The image above, and the thinking behind it, do tend to catalyse some very interesting conversations, often at cross purposes. I take responsibility for any confusion resulting from the following description. In my defence, if it was simple to convey, it wouldn't be interesting. For the canonical text, I'd recommend the Harvard Business Review article 'A Leader’s Framework for Decision Making' (Nov 2007) - I've tried to keep to the standard language used to describe them.
The framework names four domains, or contexts, which be used to make sense of real-world situations (a centrally-placed fifth, disorder, applies when the appropriate descriptive context is unclear).
In the simple ordered domain, the relations between causes and effects are clear, persistent, and apparent even to non-experts.
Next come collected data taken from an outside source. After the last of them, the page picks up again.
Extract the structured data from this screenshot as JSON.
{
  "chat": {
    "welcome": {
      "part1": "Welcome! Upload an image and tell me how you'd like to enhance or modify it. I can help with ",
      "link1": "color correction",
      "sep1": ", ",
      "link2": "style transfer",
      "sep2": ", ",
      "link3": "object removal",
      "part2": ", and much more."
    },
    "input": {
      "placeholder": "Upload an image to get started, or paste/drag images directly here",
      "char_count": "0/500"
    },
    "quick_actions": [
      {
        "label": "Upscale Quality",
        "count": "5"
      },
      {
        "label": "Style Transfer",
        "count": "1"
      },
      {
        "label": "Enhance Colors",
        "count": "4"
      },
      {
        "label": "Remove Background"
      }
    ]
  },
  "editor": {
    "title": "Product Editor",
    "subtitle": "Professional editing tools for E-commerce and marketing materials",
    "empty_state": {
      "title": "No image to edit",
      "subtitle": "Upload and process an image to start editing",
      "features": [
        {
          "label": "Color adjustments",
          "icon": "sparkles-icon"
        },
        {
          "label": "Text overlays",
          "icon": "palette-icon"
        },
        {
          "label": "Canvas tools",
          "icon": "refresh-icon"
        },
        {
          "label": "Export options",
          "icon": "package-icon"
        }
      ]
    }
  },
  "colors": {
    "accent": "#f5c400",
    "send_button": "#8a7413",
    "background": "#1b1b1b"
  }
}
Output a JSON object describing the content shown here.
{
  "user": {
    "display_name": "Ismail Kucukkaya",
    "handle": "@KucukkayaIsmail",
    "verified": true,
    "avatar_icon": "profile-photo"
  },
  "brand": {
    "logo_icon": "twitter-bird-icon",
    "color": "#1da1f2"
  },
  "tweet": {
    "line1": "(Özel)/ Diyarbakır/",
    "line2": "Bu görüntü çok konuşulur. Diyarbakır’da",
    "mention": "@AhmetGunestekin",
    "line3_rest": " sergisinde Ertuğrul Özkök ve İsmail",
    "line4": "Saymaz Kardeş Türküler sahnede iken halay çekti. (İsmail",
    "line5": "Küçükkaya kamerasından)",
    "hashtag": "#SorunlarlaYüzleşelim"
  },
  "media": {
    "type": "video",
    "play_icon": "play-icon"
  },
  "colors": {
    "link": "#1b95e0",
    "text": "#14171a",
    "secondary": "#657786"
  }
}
The appropriate strategy is to sense the issue, categorise it, and then respond using acknowledged best practice.
In the second domain, that of the complicated, there is still order -- in the sense of persistent causality -- but making sense of it has become the domain of the expert. And, naturally, there are as many 'good' practices as there are experts. These experts sense, analyse, and respond according to their findings.
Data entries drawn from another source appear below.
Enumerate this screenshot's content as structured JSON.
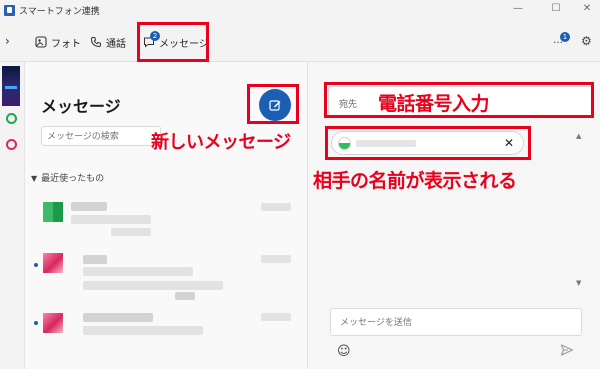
{
  "window": {
    "title": "スマートフォン連携",
    "controls": {
      "minimize": "—",
      "maximize": "☐",
      "close": "✕"
    }
  },
  "toolbar": {
    "back_glyph": "›",
    "tabs": [
      {
        "label": "フォト",
        "icon": "photo-icon"
      },
      {
        "label": "通話",
        "icon": "phone-icon"
      },
      {
        "label": "メッセージ",
        "icon": "message-icon",
        "badge": "2",
        "active": true
      }
    ],
    "notifications_badge": "1",
    "notifications_glyph": "…",
    "settings_glyph": "⚙"
  },
  "rail": {
    "items": [
      {
        "icon": "phone-wallpaper-thumbnail"
      },
      {
        "icon": "green-ring-icon",
        "color": "#1fa84f"
      },
      {
        "icon": "pink-ring-icon",
        "color": "#d12a6b"
      }
    ]
  },
  "messages_pane": {
    "title": "メッセージ",
    "search_placeholder": "メッセージの検索",
    "recent_label": "最近使ったもの",
    "recent_caret": "▼",
    "compose_icon": "compose-icon",
    "conversations": [
      {
        "unread": false,
        "avatar_color": "#2ebd5f"
      },
      {
        "unread": true,
        "avatar_color": "#d9255e"
      },
      {
        "unread": true,
        "avatar_color": "#d9255e"
      }
    ]
  },
  "compose_pane": {
    "to_label": "宛先",
    "recipient_chip_close": "✕",
    "message_placeholder": "メッセージを送信",
    "emoji_glyph": "☺",
    "scroll_up": "▲",
    "scroll_down": "▼"
  },
  "annotations": {
    "new_message": "新しいメッセージ",
    "enter_phone": "電話番号入力",
    "name_shown": "相手の名前が表示される",
    "highlight_color": "#e8001c"
  }
}
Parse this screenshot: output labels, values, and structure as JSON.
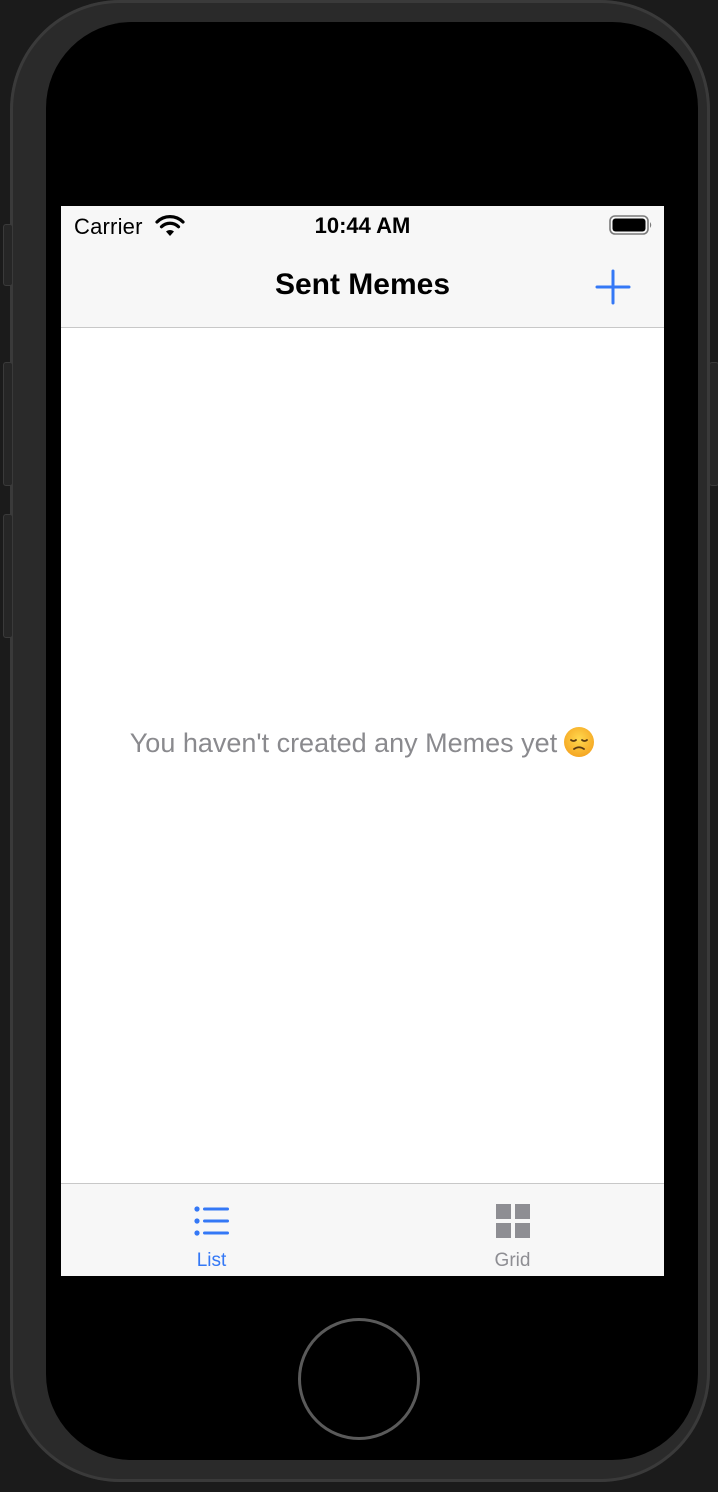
{
  "status_bar": {
    "carrier": "Carrier",
    "time": "10:44 AM",
    "wifi_icon": "wifi-icon",
    "battery_icon": "battery-full-icon"
  },
  "nav_bar": {
    "title": "Sent Memes",
    "add_icon": "plus-icon"
  },
  "content": {
    "empty_message": "You haven't created any Memes yet",
    "emoji_icon": "disappointed-face-emoji"
  },
  "tab_bar": {
    "tabs": [
      {
        "label": "List",
        "icon": "list-icon",
        "selected": true
      },
      {
        "label": "Grid",
        "icon": "grid-icon",
        "selected": false
      }
    ]
  },
  "colors": {
    "accent": "#3478f6",
    "inactive": "#8e8e93",
    "bar_background": "#f7f7f7",
    "empty_text": "#8a8a8e"
  }
}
In the third domain, the complex, causal relations are themselves in flux. The 'objects' of interest are now the patterns that emerges Patterns in these relations and in system behaviour will emerge and dissipate over time. Here, we must probe for new patterns (i.e. act in ways that will stimulate useful feedback), sense the patterns that emerge, and respond accordingly. The space for leisurely analysis has disappeared.
The fourth domain is called chaotic, and is characterised by a rate of change in causal relations that is so high that the priority becomes that of symptom management. We act on the symptoms, sense and respond. It can be a productive state - brainstorming, habitat change, and financial crises can all lead to new forms arising - but it requires a particular mindset, to thrive under these conditions.
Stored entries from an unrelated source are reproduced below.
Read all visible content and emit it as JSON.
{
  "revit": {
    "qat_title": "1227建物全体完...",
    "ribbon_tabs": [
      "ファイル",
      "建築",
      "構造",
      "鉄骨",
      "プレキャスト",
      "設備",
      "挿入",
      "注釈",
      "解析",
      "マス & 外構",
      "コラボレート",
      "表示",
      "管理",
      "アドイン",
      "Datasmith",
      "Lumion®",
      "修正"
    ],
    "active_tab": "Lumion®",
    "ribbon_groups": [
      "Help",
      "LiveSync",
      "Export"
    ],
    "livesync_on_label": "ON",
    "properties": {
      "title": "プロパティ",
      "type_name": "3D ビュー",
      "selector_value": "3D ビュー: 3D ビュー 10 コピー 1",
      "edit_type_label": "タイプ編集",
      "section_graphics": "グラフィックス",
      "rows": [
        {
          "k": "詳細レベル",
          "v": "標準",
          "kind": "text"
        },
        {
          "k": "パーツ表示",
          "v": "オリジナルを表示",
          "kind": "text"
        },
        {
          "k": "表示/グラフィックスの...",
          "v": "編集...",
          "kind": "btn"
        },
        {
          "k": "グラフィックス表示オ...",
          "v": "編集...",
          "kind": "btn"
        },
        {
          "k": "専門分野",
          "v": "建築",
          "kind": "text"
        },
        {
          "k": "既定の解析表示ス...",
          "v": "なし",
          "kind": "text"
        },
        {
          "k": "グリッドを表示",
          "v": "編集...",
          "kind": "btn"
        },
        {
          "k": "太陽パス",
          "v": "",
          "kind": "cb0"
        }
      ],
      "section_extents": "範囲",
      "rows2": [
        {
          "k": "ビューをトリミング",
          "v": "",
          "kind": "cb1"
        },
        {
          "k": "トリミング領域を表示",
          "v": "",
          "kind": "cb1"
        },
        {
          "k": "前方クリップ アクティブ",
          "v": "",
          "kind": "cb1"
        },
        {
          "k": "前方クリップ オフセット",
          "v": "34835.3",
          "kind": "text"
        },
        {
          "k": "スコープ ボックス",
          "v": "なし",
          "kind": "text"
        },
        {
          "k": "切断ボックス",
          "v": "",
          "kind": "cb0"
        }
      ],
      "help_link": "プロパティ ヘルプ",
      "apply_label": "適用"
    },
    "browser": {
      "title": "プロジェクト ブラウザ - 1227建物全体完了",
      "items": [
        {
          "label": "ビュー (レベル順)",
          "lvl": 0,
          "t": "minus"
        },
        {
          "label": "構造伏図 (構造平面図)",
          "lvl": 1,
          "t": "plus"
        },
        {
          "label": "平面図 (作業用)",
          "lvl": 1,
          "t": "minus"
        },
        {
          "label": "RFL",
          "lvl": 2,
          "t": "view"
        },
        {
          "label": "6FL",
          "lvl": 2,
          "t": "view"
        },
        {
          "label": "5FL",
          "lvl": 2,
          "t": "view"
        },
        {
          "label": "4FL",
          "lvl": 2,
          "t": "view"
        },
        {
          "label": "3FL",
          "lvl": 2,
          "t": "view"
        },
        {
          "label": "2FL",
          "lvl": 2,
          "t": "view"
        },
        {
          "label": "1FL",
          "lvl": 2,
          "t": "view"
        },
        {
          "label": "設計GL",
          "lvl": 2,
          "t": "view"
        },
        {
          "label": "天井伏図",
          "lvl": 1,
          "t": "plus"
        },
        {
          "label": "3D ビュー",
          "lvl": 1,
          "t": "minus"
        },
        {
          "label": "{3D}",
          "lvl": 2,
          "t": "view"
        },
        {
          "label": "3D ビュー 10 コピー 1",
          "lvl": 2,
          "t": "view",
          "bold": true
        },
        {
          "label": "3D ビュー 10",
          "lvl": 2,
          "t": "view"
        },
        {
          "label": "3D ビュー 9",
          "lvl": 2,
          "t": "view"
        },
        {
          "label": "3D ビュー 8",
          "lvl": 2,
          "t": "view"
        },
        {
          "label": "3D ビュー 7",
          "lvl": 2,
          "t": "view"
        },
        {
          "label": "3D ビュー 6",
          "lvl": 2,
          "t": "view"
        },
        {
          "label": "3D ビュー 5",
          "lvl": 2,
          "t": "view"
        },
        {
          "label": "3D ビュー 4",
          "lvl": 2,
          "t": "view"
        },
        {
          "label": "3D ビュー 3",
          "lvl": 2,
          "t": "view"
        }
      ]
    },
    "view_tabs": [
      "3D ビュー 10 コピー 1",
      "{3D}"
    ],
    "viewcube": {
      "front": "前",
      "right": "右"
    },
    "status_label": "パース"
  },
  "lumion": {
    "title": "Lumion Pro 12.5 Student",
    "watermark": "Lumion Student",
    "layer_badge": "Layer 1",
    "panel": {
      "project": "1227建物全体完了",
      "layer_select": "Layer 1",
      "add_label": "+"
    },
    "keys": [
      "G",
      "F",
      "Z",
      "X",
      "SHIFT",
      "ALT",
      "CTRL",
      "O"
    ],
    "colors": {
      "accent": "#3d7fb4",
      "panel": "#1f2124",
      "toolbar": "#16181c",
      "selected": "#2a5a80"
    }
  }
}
It's this issue of the mindset that I'm wondering about. Are we all equally capable of taking any of these approaches, as best suits the situation? I strongly suspect not, and had an entertaining debate with colleagues about which we each preferred. The insight from the sales course that I mentioned earlier was that there is a common categorisation of consultants that sorts them into pacesetters, experts, coaches, and catalysts. Is it me, or is it surprisingly easy to make sense of this categorisation using the Cynefin framework - as appropriate for simple, complicated, complex, and chaotic domains respectively? And it seems to suggest a fifth category of consultant - firefighter - to join the catalysts in the chaotic domain.